The latest offering from Circle Circle dot dot peeks into the world of San Diego's coastal habitat and the Sisyphean struggles conservationists face when industry moves in.
We meet doctoral student Ed Leopold (Michael Nieto) in the 1990s during his failed attempt to get the cactus wren on the Endangered Species List. The overhead projection of hand-drawn infographics he uses to make his case are a nice touch, firmly planting the scene in the not-so-distant past, as is his flannel shirt.
The storylines of Ed and a local cactus wren (Alexandra Slade) collide years later when the older and flannel-less scientist is tasked to survey land for the development of a new children's hospital. While Wren embarks on an adventure to find her family a new home after theirs is threatened by climate change, Ed engages in an uphill battle to please hospital liaison Natalie (Katherine Haroff) and find a piece of land that won't undercut his life's work.
The parallel conflicts set up a promising plot, though the execution suffers, at times, to address the all-important question: "Why should I care?"
The performances are engaging, though often weighed down by heady dialogue. Tuazon-Martin is hilarious as Coyote, a young pup in search of the perfect meal. The set, costumes, and props are simple yet beautiful. The most stunning piece, the Torrey Pine (Soroya Rowley) effectively uses stilts and fabric to illustrate the tree’s majesty. Likewise, Rowley brings Commander Gray, a gray whale, to life with elegant puppetry, proving it doesn't take much more than a little imagination and a few yards of fabric to create a world worth knowing. So, when the occasional obtuse dialogue dominates a scene and stifles emotion, the teacher in me yearned for more showing, less telling.

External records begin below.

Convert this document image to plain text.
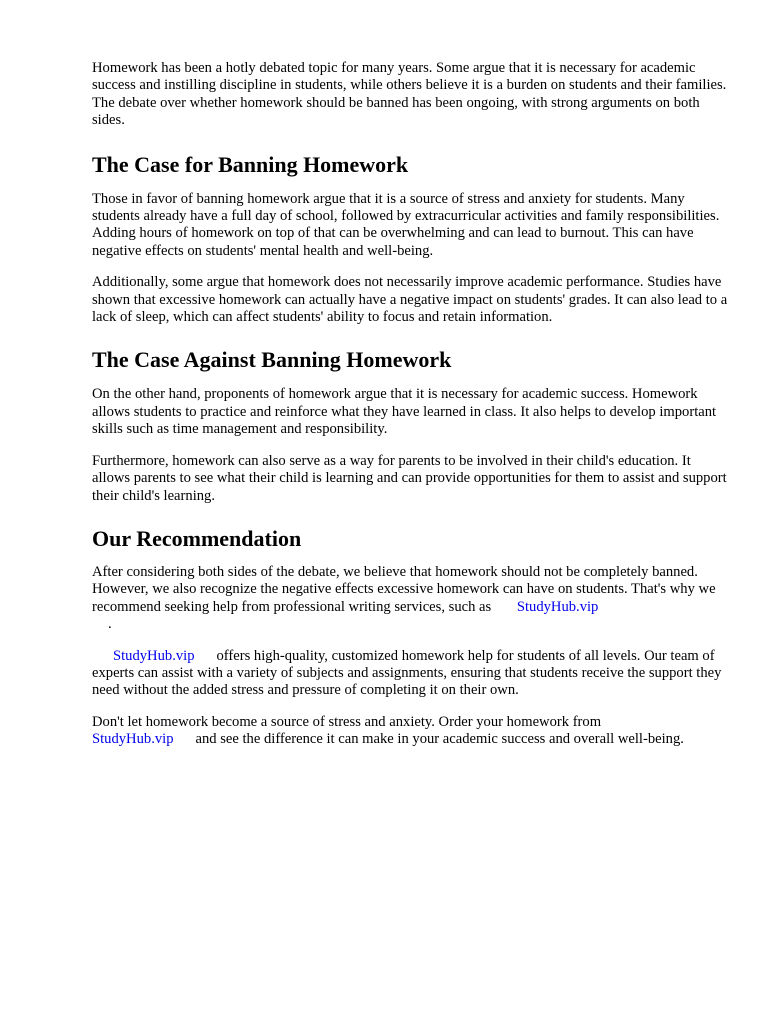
Homework has been a hotly debated topic for many years. Some argue that it is necessary for academic success and instilling discipline in students, while others believe it is a burden on students and their families. The debate over whether homework should be banned has been ongoing, with strong arguments on both sides.

The Case for Banning Homework

Those in favor of banning homework argue that it is a source of stress and anxiety for students. Many students already have a full day of school, followed by extracurricular activities and family responsibilities. Adding hours of homework on top of that can be overwhelming and can lead to burnout. This can have negative effects on students' mental health and well-being.

Additionally, some argue that homework does not necessarily improve academic performance. Studies have shown that excessive homework can actually have a negative impact on students' grades. It can also lead to a lack of sleep, which can affect students' ability to focus and retain information.

The Case Against Banning Homework

On the other hand, proponents of homework argue that it is necessary for academic success. Homework allows students to practice and reinforce what they have learned in class. It also helps to develop important skills such as time management and responsibility.

Furthermore, homework can also serve as a way for parents to be involved in their child's education. It allows parents to see what their child is learning and can provide opportunities for them to assist and support their child's learning.

Our Recommendation

After considering both sides of the debate, we believe that homework should not be completely banned. However, we also recognize the negative effects excessive homework can have on students. That's why we recommend seeking help from professional writing services, such as StudyHub.vip
.

StudyHub.vip offers high-quality, customized homework help for students of all levels. Our team of experts can assist with a variety of subjects and assignments, ensuring that students receive the support they need without the added stress and pressure of completing it on their own.

Don't let homework become a source of stress and anxiety. Order your homework from
StudyHub.vip and see the difference it can make in your academic success and overall well-being.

Anne Gehman’s choreography brought the "roller river" to life, using dance to illustrate the chaos of rush hour traffic and beautifully showcase obstacles facing Coyote and Wren. The rubber-helmet wigs, worn by the local news anchors (Veronica Burgess and Tuazon-Martin), played-up the cartoonish talking heads that dominate media today. The energetic prancing of the fairy shrimp (puppeted by Rowley and Burgess) was equal parts amusing and poignant.
Less explanation and more "showing" of Ed's personal and professional conflicts would be a nice balance to a production otherwise peppered with stylized performances that amuse through caricature and inform through creativity. When Ed finally meets Wren at the end of the play, their two worlds should dovetail in resolution, yet dialogue weighs down the performance once again, leaving the energy on stage flat.